Unsafe interop between Deno FFI and C++
The library is currently only tested and supported on Linux.
The only entry point to the library is the build
function exported from the
mod.ts
file. It is called with an ExportConfiguration
object which
determines from where, what and where to the txx build should generate bindings.
The txx build generates up to three TypeScript files per header file:
- Types file exports struct, enum, and typedef definitions in Deno FFI format.
The types file is always named
header.h.types.ts
. - Exports file exports only the Deno FFI function and variable bindings. The
exports file is always named
header.h.ts
. - Classes file exports TypeScript class definitions of C++ classes. The class
file is always named
header.h.classes.ts
.
The TypeScript files for each header are generated in the equivalent directory
location of the source header, relative to the basePath
configuration. The
contents of the header files are determined by the imports
configuration and
what those configured imports require for full functionality. Additionally the
build generates an ffi.ts
file that exports all the loaded FFI bindings. The
library import path for the Deno.dlopen()
call is a static string that has no
chance of working and must be changed manually after the build has completed.
After the build, the files should fully type-check with 0 errors. The bindings
should be usable as is except for the aforementioned library import path and the
TypeScript class definitions exported from classes files should provide a
type-safe entry point to the raw FFI bindings for further development. Note that
it is not safe to expose the raw classes to users: The classes extend
Uint8Array
and thus they always carry a "mutable reference" to the class data
with them. Their APIs are always perhaps type-safe but they are definitely not
safe from bad JavaScript or --no-check
usage: Allowing users free reign to
these classes will lead to segmentation faults and memory corruption. It is
always best to write a safe wrapping layer over the raw classes; preferably keep
the raw classes entirely hidden by way of JavaScript private class properties
and/or internal Symbol slots.
See examples/basic_usage.ts
for a simple example of usage.
This base path determines the path that the build considers to be the "root" of all header files. When header files get translated to TypeScript files, the output files are written into an equivalent directory path as the original header file was in relative to the base path.
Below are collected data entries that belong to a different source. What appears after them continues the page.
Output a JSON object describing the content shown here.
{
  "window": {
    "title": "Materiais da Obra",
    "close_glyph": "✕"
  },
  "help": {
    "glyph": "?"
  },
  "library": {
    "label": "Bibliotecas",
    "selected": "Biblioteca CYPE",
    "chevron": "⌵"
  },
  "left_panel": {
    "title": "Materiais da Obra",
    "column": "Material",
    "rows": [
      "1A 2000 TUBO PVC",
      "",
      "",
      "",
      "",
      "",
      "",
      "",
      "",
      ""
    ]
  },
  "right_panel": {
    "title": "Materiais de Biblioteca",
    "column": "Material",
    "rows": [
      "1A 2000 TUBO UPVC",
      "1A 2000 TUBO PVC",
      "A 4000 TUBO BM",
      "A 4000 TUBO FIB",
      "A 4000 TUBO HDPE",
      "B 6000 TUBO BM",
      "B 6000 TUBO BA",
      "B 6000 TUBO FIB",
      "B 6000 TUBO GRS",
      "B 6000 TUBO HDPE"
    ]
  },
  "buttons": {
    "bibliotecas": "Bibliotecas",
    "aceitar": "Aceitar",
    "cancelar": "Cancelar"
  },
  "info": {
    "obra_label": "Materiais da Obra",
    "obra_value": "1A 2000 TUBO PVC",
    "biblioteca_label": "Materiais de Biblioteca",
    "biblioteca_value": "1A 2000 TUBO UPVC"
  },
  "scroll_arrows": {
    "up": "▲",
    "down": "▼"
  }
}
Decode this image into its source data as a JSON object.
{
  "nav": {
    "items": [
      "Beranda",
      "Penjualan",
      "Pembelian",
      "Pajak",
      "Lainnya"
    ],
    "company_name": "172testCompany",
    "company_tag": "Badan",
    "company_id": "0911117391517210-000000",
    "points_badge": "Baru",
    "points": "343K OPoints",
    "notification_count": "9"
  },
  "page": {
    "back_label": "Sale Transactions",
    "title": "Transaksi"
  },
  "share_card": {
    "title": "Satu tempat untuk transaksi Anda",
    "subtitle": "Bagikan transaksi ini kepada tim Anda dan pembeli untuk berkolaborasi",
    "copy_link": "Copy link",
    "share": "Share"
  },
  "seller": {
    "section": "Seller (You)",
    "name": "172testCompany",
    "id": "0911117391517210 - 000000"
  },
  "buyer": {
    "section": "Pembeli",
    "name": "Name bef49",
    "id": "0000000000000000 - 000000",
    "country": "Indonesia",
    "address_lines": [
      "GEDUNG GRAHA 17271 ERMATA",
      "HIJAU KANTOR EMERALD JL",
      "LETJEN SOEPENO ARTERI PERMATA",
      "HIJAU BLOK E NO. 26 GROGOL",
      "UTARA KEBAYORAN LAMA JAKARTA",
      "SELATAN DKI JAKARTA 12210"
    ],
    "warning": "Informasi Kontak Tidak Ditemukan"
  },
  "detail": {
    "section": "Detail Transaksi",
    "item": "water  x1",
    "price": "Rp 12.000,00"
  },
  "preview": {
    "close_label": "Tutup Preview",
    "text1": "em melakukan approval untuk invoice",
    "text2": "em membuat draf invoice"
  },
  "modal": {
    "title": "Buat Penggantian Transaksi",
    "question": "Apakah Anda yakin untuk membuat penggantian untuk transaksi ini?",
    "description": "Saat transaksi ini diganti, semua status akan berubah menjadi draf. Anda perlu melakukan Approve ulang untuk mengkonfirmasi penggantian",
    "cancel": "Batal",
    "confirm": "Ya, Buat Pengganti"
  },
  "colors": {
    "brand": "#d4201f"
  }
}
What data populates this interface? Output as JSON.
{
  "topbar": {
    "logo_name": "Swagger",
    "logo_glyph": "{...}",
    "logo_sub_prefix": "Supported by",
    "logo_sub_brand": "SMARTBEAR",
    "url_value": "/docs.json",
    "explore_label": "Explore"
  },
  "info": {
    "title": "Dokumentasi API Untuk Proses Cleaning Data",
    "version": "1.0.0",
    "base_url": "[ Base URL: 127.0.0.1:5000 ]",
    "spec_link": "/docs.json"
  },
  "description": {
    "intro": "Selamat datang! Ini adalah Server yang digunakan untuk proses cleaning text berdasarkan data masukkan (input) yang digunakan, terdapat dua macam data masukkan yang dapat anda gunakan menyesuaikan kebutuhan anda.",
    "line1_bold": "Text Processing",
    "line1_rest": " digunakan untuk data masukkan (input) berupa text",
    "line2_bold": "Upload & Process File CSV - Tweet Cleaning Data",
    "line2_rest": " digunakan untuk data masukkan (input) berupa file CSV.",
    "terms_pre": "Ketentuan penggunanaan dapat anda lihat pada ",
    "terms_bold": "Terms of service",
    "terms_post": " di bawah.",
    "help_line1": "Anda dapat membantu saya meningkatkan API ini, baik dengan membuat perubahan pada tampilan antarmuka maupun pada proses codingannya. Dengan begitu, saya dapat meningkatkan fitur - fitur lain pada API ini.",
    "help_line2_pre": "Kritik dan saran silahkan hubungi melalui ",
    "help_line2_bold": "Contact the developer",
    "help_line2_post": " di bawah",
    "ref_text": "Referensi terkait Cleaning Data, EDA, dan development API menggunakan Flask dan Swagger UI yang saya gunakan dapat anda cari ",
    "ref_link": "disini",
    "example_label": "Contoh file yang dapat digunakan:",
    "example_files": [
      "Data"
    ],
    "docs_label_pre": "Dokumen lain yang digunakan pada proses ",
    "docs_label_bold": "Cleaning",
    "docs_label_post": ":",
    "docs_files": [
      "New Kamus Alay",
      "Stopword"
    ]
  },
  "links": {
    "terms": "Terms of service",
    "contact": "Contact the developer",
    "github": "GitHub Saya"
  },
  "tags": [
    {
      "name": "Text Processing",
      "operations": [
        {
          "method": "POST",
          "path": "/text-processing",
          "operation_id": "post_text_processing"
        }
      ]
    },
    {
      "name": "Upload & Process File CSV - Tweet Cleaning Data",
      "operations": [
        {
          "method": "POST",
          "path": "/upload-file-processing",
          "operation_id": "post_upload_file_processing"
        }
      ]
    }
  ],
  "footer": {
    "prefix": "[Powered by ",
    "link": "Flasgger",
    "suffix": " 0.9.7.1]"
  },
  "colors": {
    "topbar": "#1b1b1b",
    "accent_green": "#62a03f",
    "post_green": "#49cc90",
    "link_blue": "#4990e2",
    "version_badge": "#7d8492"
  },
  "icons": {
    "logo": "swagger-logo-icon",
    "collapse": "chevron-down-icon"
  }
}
If a header file gets included from outside the base path, then its contents get
rolled into special "system" output files at the root of the output path.
Generally these system output files only include helper functions and C++ std
library definitions. If you find that your build generates large amounts of
definitions in the system files, your base path is likely too "low" in your
header directory.
This output path determines the path into which output files are written.
Notable output files are ${outputPath}/ffi.ts
which includes the
Deno.dlopen()
call and exports all of the bindings from it, as well as
${outputPath}/systemTypes.ts
which includes helper functions and (usually) C++
std
library definitions.
This array defines which entries from the headers should be generated into the bindings.
The currently supported imports are classes and functions. Variables (statics / constants) are also mentioned in the types but are not yet supported by the library.
Functions are fairly simple: Binding a function means that all of its parameter
types and its result type get generated in the output. The function is bound and
exported from the ${outputPath}/ffi.ts
file.
Classes are the most interesting thing here: Using the configuration you can
choose if and how constructors, destructors and methods are wanted in the
output. All function-like entries defined in this way include their parameter
types and result type in the generated output. Additionally, the class itself is
generated as a TypeScript class extending Uint8Array
(or a base class if the
class inherits another class). These class definitions will include any wanted
constructors as static methods that return an instance of the class. As a result
your raw class usage will look something like this:
const u32 = 12;
const classEntry = MyClass.Constructor(u32); // Calls the C++ constructor `lib::MyClass::Constructor(uint32_t)`
classEntry.print(); // Calls the C++ method `lib::MyClass::print()`
classEntry.delete(); // Calls the C++ destructor `lib::MyClass::~MyClass()`
This array of files determines which headers are initially included into the build. The list gets turned into a temporary header file of include commands, which is then given to Clang as the entry point.
This array of directories is the list of include paths given to Clang. It determines where Clang will look for any included headers and in what order.
This list should include the same folders that the normal build of this dynamic library done with as well as your Clang's C++ standard library headers directory.
- Functions
- Classes
- Class inheritance
- Structs
- Enums
- Typedefs
- Basic class templates
- Partial class specializations (only partially done)
- Statics / constants (variables)
- Full heuristics for buffer vs pointer types for class references
- Deno-side inheritance of C++ classes
- Template aliases
- Namespaces with overlapping definitions: All namespaces are collapsed into one.